5 Stars 4 Stars 3 Stars 2 Stars 1 Star 4.4 from 92 reviews
  • Author: Lily
  • Prep Time: 15 minutes
  • Cook Time: 35 minutes
  • Total Time: 50 minutes
  • Yield: 6 servings 1x
  • Category: Soup
  • Method: Stovetop
  • Cuisine: Italian

Description

This Italian Penicillin Soup with Egg and Pasta is a comforting, flavorful dish featuring tender vegetables simmered in a savory chicken broth, enriched with a silky egg and fresh parsley mixture, and hearty acini di pepe pasta. A sprinkle of Parmigiano Reggiano cheese adds depth and creaminess, making it a perfect meal for chilly days or any time you crave a wholesome, satisfying soup.


Ingredients

Scale

Vegetables & Broth

  • 2 carrots, peeled, cut into 1/4″ rounds (about 1 1/2 cups)
  • 3 celery ribs, cut into 1/4″ pieces (about 1 cup)
  • 1 medium yellow onion, chopped (about 1 cup)
  • 8 garlic cloves, coarsely chopped
  • 8 cups low-sodium chicken broth, divided
  • 2 1/2 tsp. kosher salt, plus more to taste
  • Freshly ground black pepper, to taste

Dairy

  • 2 Tbsp. unsalted butter, softened, divided
  • 3 Tbsp. finely grated Parmigiano Reggiano, plus more for serving

Egg Mixture

  • 2 large eggs
  • 2 Tbsp. finely chopped fresh parsley, plus more for serving

Pasta

  • 8 oz. acini di pepe (pastina)

Instructions

  1. Prepare the Vegetables: Peel and cut the carrots into 1/4-inch rounds, chop the celery ribs into small pieces, dice the yellow onion, and coarsely chop the garlic cloves.
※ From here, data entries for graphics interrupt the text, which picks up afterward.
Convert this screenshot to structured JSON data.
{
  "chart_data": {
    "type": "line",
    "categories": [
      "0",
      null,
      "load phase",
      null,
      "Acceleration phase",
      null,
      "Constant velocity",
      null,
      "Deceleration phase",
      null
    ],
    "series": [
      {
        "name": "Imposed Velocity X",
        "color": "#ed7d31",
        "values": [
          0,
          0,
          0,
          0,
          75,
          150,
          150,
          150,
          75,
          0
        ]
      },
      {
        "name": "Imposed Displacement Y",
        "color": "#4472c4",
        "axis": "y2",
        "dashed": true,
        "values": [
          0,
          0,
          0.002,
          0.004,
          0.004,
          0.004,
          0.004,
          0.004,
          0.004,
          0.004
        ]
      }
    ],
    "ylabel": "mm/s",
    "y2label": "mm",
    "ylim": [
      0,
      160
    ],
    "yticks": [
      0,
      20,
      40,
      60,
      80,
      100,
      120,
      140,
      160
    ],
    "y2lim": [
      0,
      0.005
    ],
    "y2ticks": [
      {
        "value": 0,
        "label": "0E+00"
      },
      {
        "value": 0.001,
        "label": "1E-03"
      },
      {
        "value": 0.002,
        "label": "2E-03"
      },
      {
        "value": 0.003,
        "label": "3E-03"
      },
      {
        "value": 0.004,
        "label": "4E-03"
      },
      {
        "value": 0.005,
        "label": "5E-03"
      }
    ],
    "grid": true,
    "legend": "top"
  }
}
This will ensure even cooking and perfect texture for the soup.
  2. Sauté the Vegetables: In a large pot, melt 1 tablespoon of the unsalted butter over medium heat. Add the carrots, celery, and onion and cook, stirring occasionally, until softened and translucent, about 5-7 minutes. Add the garlic and cook for an additional 1-2 minutes until fragrant.
  3. Add Broth and Simmer: Pour in 6 cups of the low-sodium chicken broth along with 2 1/2 teaspoons kosher salt and freshly ground black pepper. Bring the mixture to a boil, then reduce the heat and let it simmer gently until the vegetables are tender, about 20 minutes.
  4. Cook the Pasta: Add the acini di pepe pasta directly into the simmering soup, stirring frequently to prevent sticking. Cook until the pasta is al dente, approximately 6-8 minutes, adding the remaining 2 cups of chicken broth as needed to keep the soup at your desired consistency.
  5. Prepare the Egg Mixture: While the pasta cooks, whisk the eggs with the finely chopped fresh parsley and grated Parmigiano Reggiano in a bowl until well combined.
  6. Temper the Egg Mixture: Slowly ladle a cup of the hot soup broth into the egg mixture, whisking constantly to temper the eggs and prevent them from curdling when added to the soup.
  7. Finish the Soup: Gradually pour the tempered egg mixture back into the pot, stirring constantly to create a creamy texture without scrambling the eggs. Add the remaining tablespoon of butter and stir until melted and incorporated. Adjust seasoning with additional salt and black pepper to taste.
  8. Serve: Ladle the soup into bowls and garnish with extra Parmigiano Reggiano and fresh parsley. Serve hot for a comforting, flavorful meal.

Notes

  • Use low-sodium chicken broth to control salt levels and adjust seasoning accordingly.
  • Tempering the eggs is crucial to avoid scrambled eggs in the soup; add hot broth slowly while whisking.
  • Acini di pepe pasta can be substituted with other small pasta shapes like orzo or ditalini.
  • For a richer flavor, you may add a splash of heavy cream after adding the egg mixture, but this is optional.
  • Leftovers can be refrigerated and gently reheated; consider adding extra broth as the pasta will absorb liquid over time.